Social media has proven instrumental within the student movement, though it makes up only one tool of the resistance. The opposition actively participates in meme culture, often representing the police—whom they disparagingly call sapos, or toads—as Pepe the Frog, a cartoon associated in the United States with anti-Semitism and the American far right. Perez stressed, however, that social media can give a disproportionate sense of its own importance, because no one hears from the non-users. And in Nicaragua, that’s a majority of the population: Only about 20 percent of Nicaraguans have access to the Internet.

Perez said that an essential quality of the opposition movement has been its ability to reach “normal people,” or those who aren’t necessarily radical but just want basic rights. “The majority of the movement is mostly center,” he explained.

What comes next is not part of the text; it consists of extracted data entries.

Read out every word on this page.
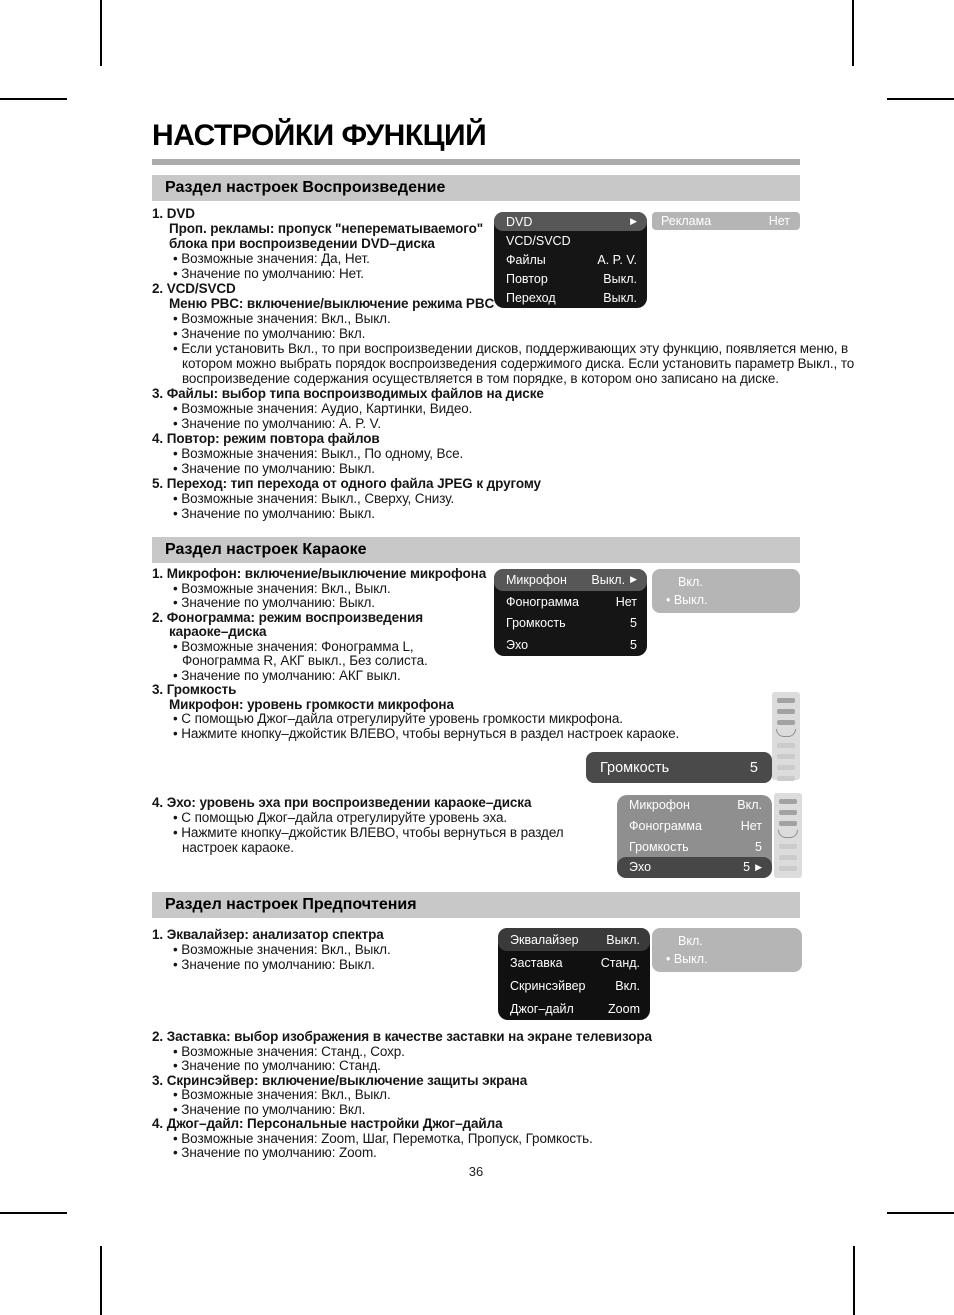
НАСТРОЙКИ ФУНКЦИЙ
Раздел настроек Воспроизведение
Раздел настроек Караоке
Раздел настроек Предпочтения
1. DVD
Проп. рекламы: пропуск "неперематываемого" блока при воспроизведении DVD–диска
• Возможные значения: Да, Нет.
• Значение по умолчанию: Нет.
2. VCD/SVCD
Меню PBC: включение/выключение режима PBC
• Возможные значения: Вкл., Выкл.
• Значение по умолчанию: Вкл.
• Если установить Вкл., то при воспроизведении дисков, поддерживающих эту функцию, появляется меню, в котором можно выбрать порядок воспроизведения содержимого диска. Если установить параметр Выкл., то воспроизведение содержания осуществляется в том порядке, в котором оно записано на диске.
3. Файлы: выбор типа воспроизводимых файлов на диске
• Возможные значения: Аудио, Картинки, Видео.
• Значение по умолчанию: A. P. V.
4. Повтор: режим повтора файлов
• Возможные значения: Выкл., По одному, Все.
• Значение по умолчанию: Выкл.
5. Переход: тип перехода от одного файла JPEG к другому
• Возможные значения: Выкл., Сверху, Снизу.
• Значение по умолчанию: Выкл.
DVD	▶
VCD/SVCD
Файлы	A. P. V.
Повтор	Выкл.
Переход	Выкл.
Реклама	Нет
1. Микрофон: включение/выключение микрофона
• Возможные значения: Вкл., Выкл.
• Значение по умолчанию: Выкл.
2. Фонограмма: режим воспроизведения караоке–диска
• Возможные значения: Фонограмма L, Фонограмма R, АКГ выкл., Без солиста.
• Значение по умолчанию: АКГ выкл.
3. Громкость
Микрофон: уровень громкости микрофона
• С помощью Джог–дайла отрегулируйте уровень громкости микрофона.
• Нажмите кнопку–джойстик ВЛЕВО, чтобы вернуться в раздел настроек караоке.
Микрофон	Выкл. ▶
Фонограмма	Нет
Громкость	5
Эхо	5
Вкл.
• Выкл.
Громкость	5
4. Эхо: уровень эха при воспроизведении караоке–диска
• С помощью Джог–дайла отрегулируйте уровень эха.
• Нажмите кнопку–джойстик ВЛЕВО, чтобы вернуться в раздел настроек караоке.
Микрофон	Вкл.
Фонограмма	Нет
Громкость	5
Эхо	5 ▶
1. Эквалайзер: анализатор спектра
• Возможные значения: Вкл., Выкл.
• Значение по умолчанию: Выкл.
Эквалайзер	Выкл.
Заставка	Станд.
Скринсэйвер	Вкл.
Джог–дайл	Zoom
Вкл.
• Выкл.
2. Заставка: выбор изображения в качестве заставки на экране телевизора
• Возможные значения: Станд., Сохр.
• Значение по умолчанию: Станд.
3. Скринсэйвер: включение/выключение защиты экрана
• Возможные значения: Вкл., Выкл.
• Значение по умолчанию: Вкл.
4. Джог–дайл: Персональные настройки Джог–дайла
• Возможные значения: Zoom, Шаг, Перемотка, Пропуск, Громкость.
• Значение по умолчанию: Zoom.
36
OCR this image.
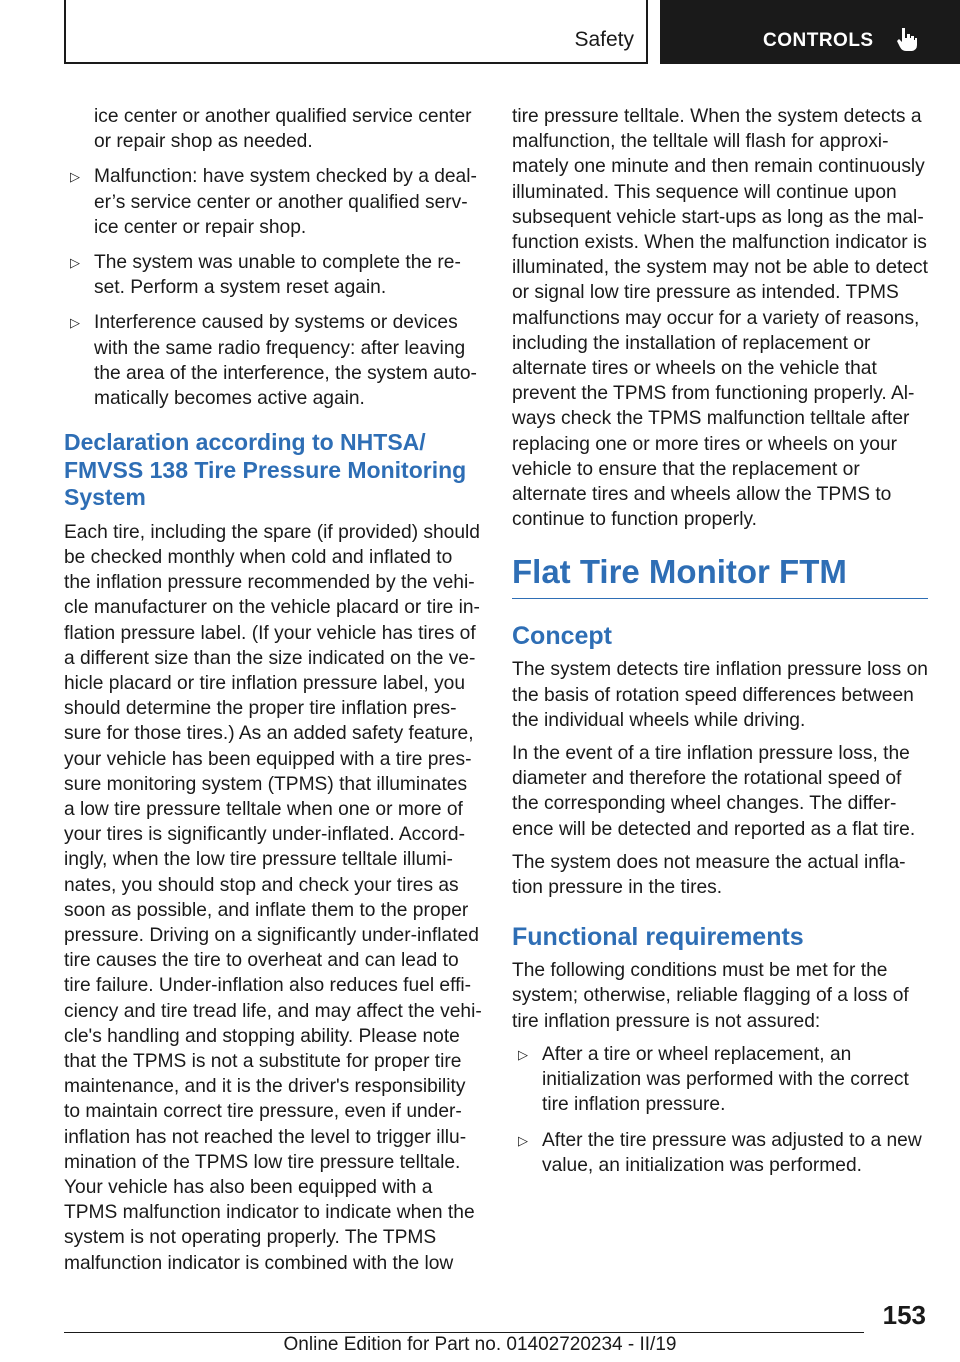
Safety	CONTROLS

ice center or another qualified service center or repair shop as needed.

▷ Malfunction: have system checked by a dealer’s service center or another qualified service center or repair shop.
▷ The system was unable to complete the reset. Perform a system reset again.
▷ Interference caused by systems or devices with the same radio frequency: after leaving the area of the interference, the system automatically becomes active again.
Declaration according to NHTSA/ FMVSS 138 Tire Pressure Monitoring System

Each tire, including the spare (if provided) should be checked monthly when cold and inflated to the inflation pressure recommended by the vehicle manufacturer on the vehicle placard or tire inflation pressure label. (If your vehicle has tires of a different size than the size indicated on the vehicle placard or tire inflation pressure label, you should determine the proper tire inflation pressure for those tires.) As an added safety feature, your vehicle has been equipped with a tire pressure monitoring system (TPMS) that illuminates a low tire pressure telltale when one or more of your tires is significantly under-inflated. Accordingly, when the low tire pressure telltale illuminates, you should stop and check your tires as soon as possible, and inflate them to the proper pressure. Driving on a significantly under-inflated tire causes the tire to overheat and can lead to tire failure. Under-inflation also reduces fuel efficiency and tire tread life, and may affect the vehicle's handling and stopping ability. Please note that the TPMS is not a substitute for proper tire maintenance, and it is the driver's responsibility to maintain correct tire pressure, even if under-inflation has not reached the level to trigger illumination of the TPMS low tire pressure telltale. Your vehicle has also been equipped with a TPMS malfunction indicator to indicate when the system is not operating properly. The TPMS malfunction indicator is combined with the low

tire pressure telltale. When the system detects a malfunction, the telltale will flash for approximately one minute and then remain continuously illuminated. This sequence will continue upon subsequent vehicle start-ups as long as the malfunction exists. When the malfunction indicator is illuminated, the system may not be able to detect or signal low tire pressure as intended. TPMS malfunctions may occur for a variety of reasons, including the installation of replacement or alternate tires or wheels on the vehicle that prevent the TPMS from functioning properly. Always check the TPMS malfunction telltale after replacing one or more tires or wheels on your vehicle to ensure that the replacement or alternate tires and wheels allow the TPMS to continue to function properly.

Flat Tire Monitor FTM
Concept

The system detects tire inflation pressure loss on the basis of rotation speed differences between the individual wheels while driving.

In the event of a tire inflation pressure loss, the diameter and therefore the rotational speed of the corresponding wheel changes. The difference will be detected and reported as a flat tire.

The system does not measure the actual inflation pressure in the tires.

Functional requirements

The following conditions must be met for the system; otherwise, reliable flagging of a loss of tire inflation pressure is not assured:

▷ After a tire or wheel replacement, an initialization was performed with the correct tire inflation pressure.
▷ After the tire pressure was adjusted to a new value, an initialization was performed.
153
Online Edition for Part no. 01402720234 - II/19
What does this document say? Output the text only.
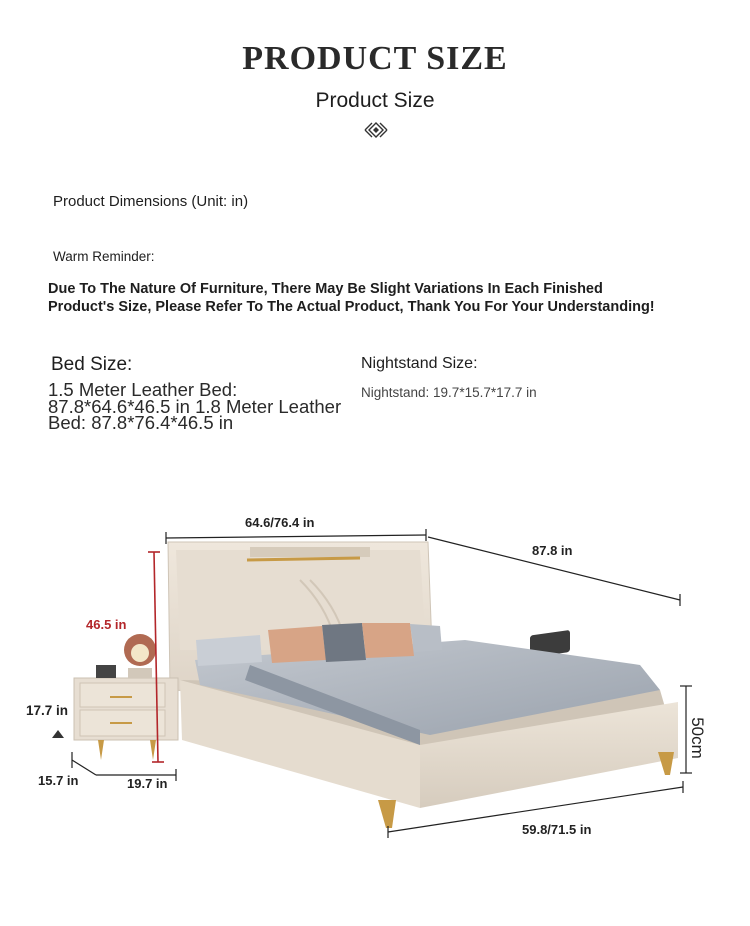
PRODUCT SIZE
Product Size
Product Dimensions (Unit: in)
Warm Reminder:
Due To The Nature Of Furniture, There May Be Slight Variations In Each Finished Product's Size, Please Refer To The Actual Product, Thank You For Your Understanding!
Bed Size:
1.5 Meter Leather Bed: 87.8*64.6*46.5 in 1.8 Meter Leather Bed: 87.8*76.4*46.5 in
Nightstand Size:
Nightstand: 19.7*15.7*17.7 in
64.6/76.4 in
87.8 in
46.5 in
50cm
59.8/71.5 in
17.7 in
15.7 in	19.7 in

“What are people supposed to do?” the man went on, “They’re armed with slingshots but being attacked with machine-gun bullets.”

Corrales left the country, too. In July, he volunteered as an international observer during the Mexican presidential elections and never left. “In the very airport, they could [arrest and] investigate me,” he said. “They’ve criminalized youth.”

Méndez, however, remains. “I’ve thought about leaving the country,” he said, “but my family’s economic situation doesn’t permit it. And I’m sure there are thousands of cases like mine.”

As for what’s next, all three hope for an early election. But “the only way Ortega would concede to that,” Perez lamented, “would be with US and international pressure.” Many Nicaraguans are justifiably wary about the potential consequences of US intervention because of the Contra war, as well as the United States’ imperial track record in Latin America. Some of Ortega’s harshest critics are members of the American far right—like Mike Pence, Ted Cruz, and Marco Rubio—who seem just a little too eager to condemn a leader who calls himself socialist, even if he doesn’t uphold leftist values. While the United States is not the perfect partner, options are limited with the state of the current repression.

“These months have been an eternal night of persecution and death,” Méndez said.

In Managua, the streets shut down as soon as the sun sets, but Corrales is sure that Nicaraguans will not return to their former silence. According to him, “The people are shut up in their houses, but always with dissent on their minds.”